I’ve just been woken up from my first decent sleep (jetlag) by my first ever earthquake (3.5) and I got to thinking … yesterday (Hyper-V/Private Cloud day) was incredible. Normally when I live blog I can find time to record what’s “in between the lines” and some of the spoken word of the presenter. Yesterday, I struggled to take down the bullet points from the slides; there was just so much change being introduced. There wasn’t any great detail on any topic, simply because there just wasn’t time. One of the cloud sessions ran over the allotted time and they had to skip slides.
I think some things are easy to visualise and comprehend because they are “tangible”. Hyper-V Replica is a killer headline feature. The increase host/cluster scalability gives us some “Top Gear” stats: just how many people really have a need for a 1,000 BHP car? And not many of us really need 63 host clusters with 4,000 VMs. But I guess Microsoft had an opportunity to test and push the headline ahead of the competition, and rightly took it.
Speaking of Top Gear metrics, one interesting thing was that the vCPU:pCPU ratiio of 8:1 was eliminated with barely a mention. Hyper-V now supports as many vCPUs as you can fit on a host without compromising VM and service performance. That is excellent. I once had a quite low end single 4 core CPU host that was full (memory, before Dynamic Memory) but CPU only averaged 25%. I could have reliably squeezed on way more VMs, easily exceeding the ratio. The elimination of this limit by Hyper-V will further reduce the cost of virtualisation. Note that you still need to respect the vCPU:pCPU ratio support statements of applications that you virtualise, e.g. Exchange and SharePoint, because an application needs what it needs. Assessment, sizing, and monitoring are critical for squeezing in as much as possible without compromising on performance.
The lack of native NIC Teaming was something that caused many concerns. Those who needed it used the 3rd party applications. That caused stability issues, new security issues (check using HP NCU and VLANing for VM isolation), and I also know that some Microsoft partners saw it as enough of an issue to not recommend Hyper-V. The cries for native NIC teaming started years ago. Next year, you’ll get it in Windows 8 Server.
One of the most interesting sets features is how network virtualisation has changed. I don’t have the time or equipment here in Anaheim to look at the Server OS yet, so I don’t have the techie details. But this is my understanding of how we can do network isolation.

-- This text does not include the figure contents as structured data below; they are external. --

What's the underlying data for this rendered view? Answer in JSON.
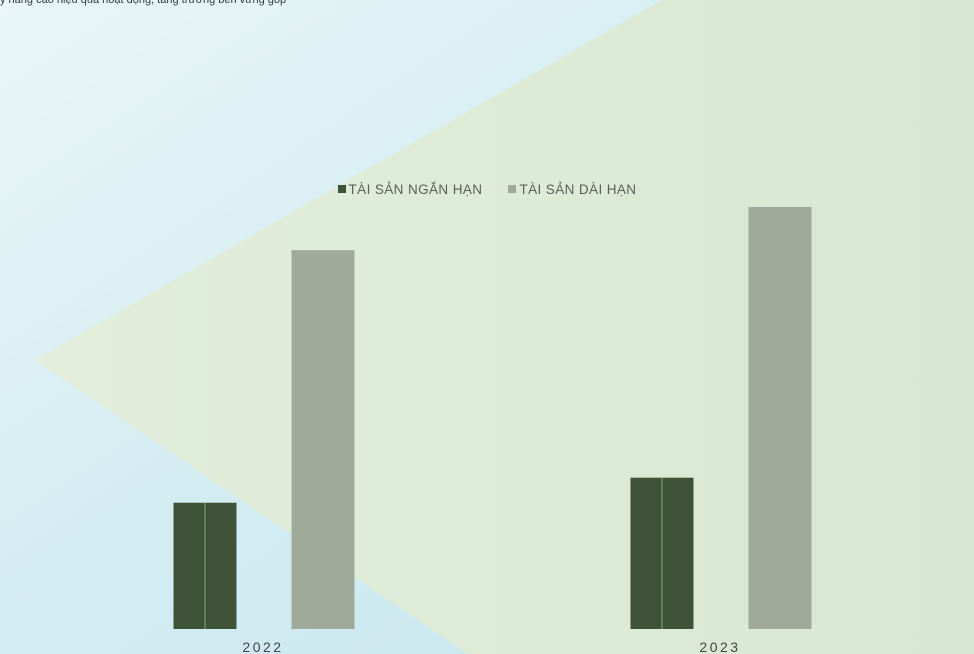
{
  "top_text": "y nâng cao hiệu quả hoạt động, tăng trưởng bền vững góp",
  "chart_data": {
    "type": "bar",
    "categories": [
      "2022",
      "2023"
    ],
    "series": [
      {
        "name": "TÀI SẢN NGẮN HẠN",
        "values": [
          111,
          133
        ],
        "color": "#3e5238"
      },
      {
        "name": "TÀI SẢN DÀI HẠN",
        "values": [
          333,
          371
        ],
        "color": "#a0aa9b"
      }
    ],
    "title": "",
    "xlabel": "",
    "ylabel": "",
    "ylim": [
      0,
      400
    ],
    "grid": false,
    "legend_position": "top-center"
  },
  "colors": {
    "background_light_blue": "#cfeaf0",
    "background_pale_green": "#dbe9d4",
    "tick_label": "#444444"
  }
}
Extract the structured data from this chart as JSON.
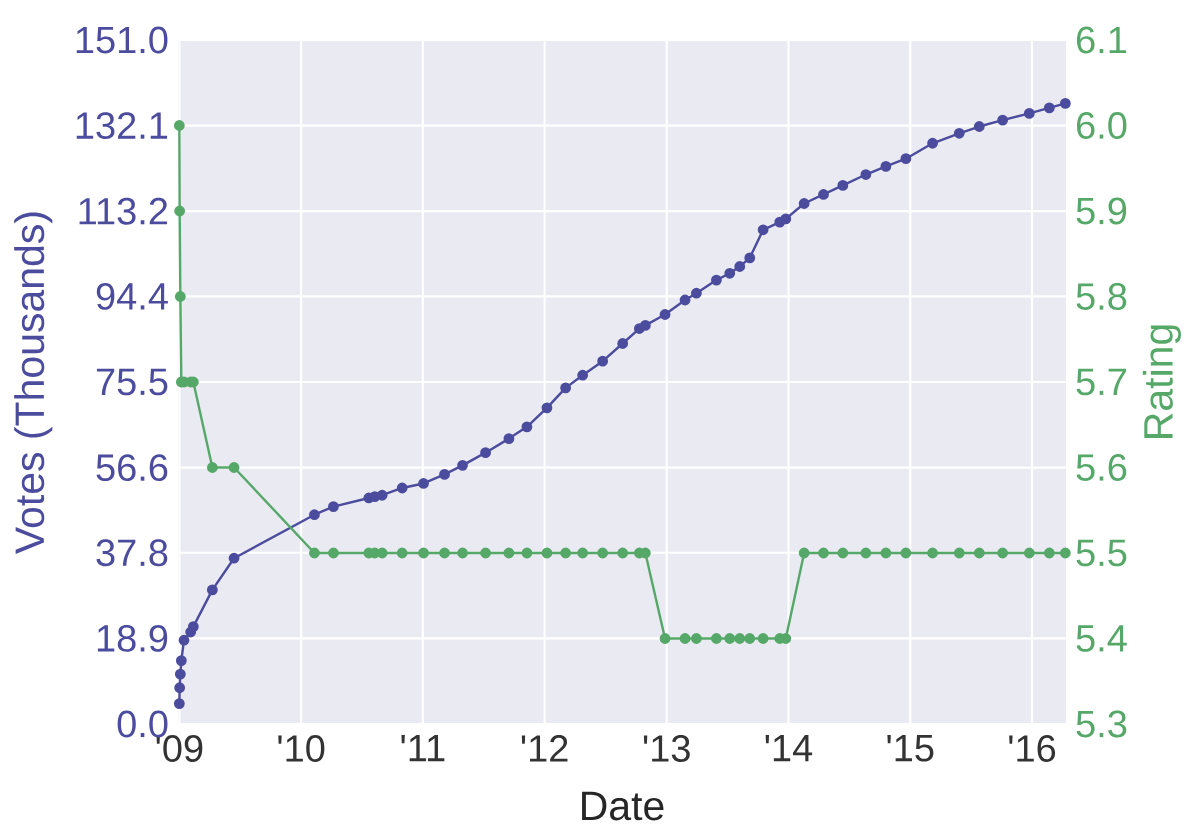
{
  "chart_data": {
    "type": "line",
    "xlabel": "Date",
    "ylabel": "Votes (Thousands)",
    "y2label": "Rating",
    "x": [
      "2009-01-01",
      "2009-01-02",
      "2009-01-04",
      "2009-01-07",
      "2009-01-15",
      "2009-02-04",
      "2009-02-12",
      "2009-04-10",
      "2009-06-14",
      "2010-02-10",
      "2010-04-08",
      "2010-07-23",
      "2010-08-10",
      "2010-09-01",
      "2010-10-31",
      "2011-01-03",
      "2011-03-07",
      "2011-04-30",
      "2011-07-08",
      "2011-09-16",
      "2011-11-09",
      "2012-01-08",
      "2012-03-04",
      "2012-04-24",
      "2012-06-23",
      "2012-08-22",
      "2012-10-11",
      "2012-10-29",
      "2012-12-27",
      "2013-02-25",
      "2013-03-31",
      "2013-05-30",
      "2013-07-09",
      "2013-08-08",
      "2013-09-07",
      "2013-10-17",
      "2013-12-06",
      "2013-12-24",
      "2014-02-17",
      "2014-04-16",
      "2014-06-13",
      "2014-08-21",
      "2014-10-20",
      "2014-12-19",
      "2015-03-09",
      "2015-05-28",
      "2015-07-27",
      "2015-10-05",
      "2015-12-24",
      "2016-02-22",
      "2016-04-10"
    ],
    "series": [
      {
        "color": "#4c4c9e",
        "values": [
          4.5,
          8.0,
          11.0,
          14.0,
          18.5,
          20.3,
          21.5,
          29.6,
          36.6,
          46.2,
          48.0,
          49.9,
          50.2,
          50.5,
          52.1,
          53.1,
          55.1,
          57.1,
          59.9,
          63.0,
          65.6,
          69.8,
          74.2,
          77.0,
          80.1,
          84.0,
          87.3,
          88.0,
          90.4,
          93.6,
          95.1,
          98.0,
          99.5,
          101.0,
          102.9,
          109.1,
          110.8,
          111.5,
          114.9,
          116.9,
          118.9,
          121.3,
          123.1,
          124.8,
          128.2,
          130.4,
          131.9,
          133.3,
          134.8,
          136.0,
          137.0
        ]
      },
      {
        "color": "#55a868",
        "axis": "y2",
        "values": [
          6.0,
          5.9,
          5.8,
          5.7,
          5.7,
          5.7,
          5.7,
          5.6,
          5.6,
          5.5,
          5.5,
          5.5,
          5.5,
          5.5,
          5.5,
          5.5,
          5.5,
          5.5,
          5.5,
          5.5,
          5.5,
          5.5,
          5.5,
          5.5,
          5.5,
          5.5,
          5.5,
          5.5,
          5.4,
          5.4,
          5.4,
          5.4,
          5.4,
          5.4,
          5.4,
          5.4,
          5.4,
          5.4,
          5.5,
          5.5,
          5.5,
          5.5,
          5.5,
          5.5,
          5.5,
          5.5,
          5.5,
          5.5,
          5.5,
          5.5,
          5.5
        ]
      }
    ],
    "xlim": [
      "2008-12-28",
      "2016-04-12"
    ],
    "xticks": [
      {
        "value": "2009-01-01",
        "label": "'09"
      },
      {
        "value": "2010-01-01",
        "label": "'10"
      },
      {
        "value": "2011-01-01",
        "label": "'11"
      },
      {
        "value": "2012-01-01",
        "label": "'12"
      },
      {
        "value": "2013-01-01",
        "label": "'13"
      },
      {
        "value": "2014-01-01",
        "label": "'14"
      },
      {
        "value": "2015-01-01",
        "label": "'15"
      },
      {
        "value": "2016-01-01",
        "label": "'16"
      }
    ],
    "ylim": [
      0,
      151
    ],
    "yticks": [
      {
        "value": 0,
        "label": "0.0"
      },
      18.9,
      37.8,
      56.6,
      75.5,
      94.4,
      113.2,
      132.1,
      {
        "value": 151,
        "label": "151.0"
      }
    ],
    "y2lim": [
      5.3,
      6.1
    ],
    "y2ticks": [
      5.3,
      5.4,
      5.5,
      5.6,
      5.7,
      5.8,
      5.9,
      {
        "value": 6,
        "label": "6.0"
      },
      6.1
    ],
    "grid": true,
    "marker": "circle",
    "line_style": "solid"
  }
}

Firstly, we are getting Port ACLs (access control lists). Right now, we have to deploy at least 1 VLAN per customer or application to isolate them. N-tier applications require multiple VLANs. My personal experience was that I could deploy customer VMs reliably in very little time. But I had to wait quite a while for one or more VLANs to be engineered and tested. It stressed me (customer pressure) and it stressed the network engineers (complexity). Network troubleshooting (Windows Server 8 is bringing in virtual network packet tracing!) was a nightmare, and let’s not imagine replacing firewalls or switches.
Port VLANs will allow us to say what a VM can or cannot talk to. Imagine being able to build a flat VLAN with hundreds or thousands of IP addresses. You don’t have to subnet it for different applications or customers. Instead, you could (in theory) place all the VMs in that one VLAN and use Port ACLs to dictate what they can talk to. I haven’t seen a demo of it, and I haven’t tried it, so I can’t say more than that. You’ll still need an edge firewall, but it appears that Port ACLs will isolate VMs behind the firewall.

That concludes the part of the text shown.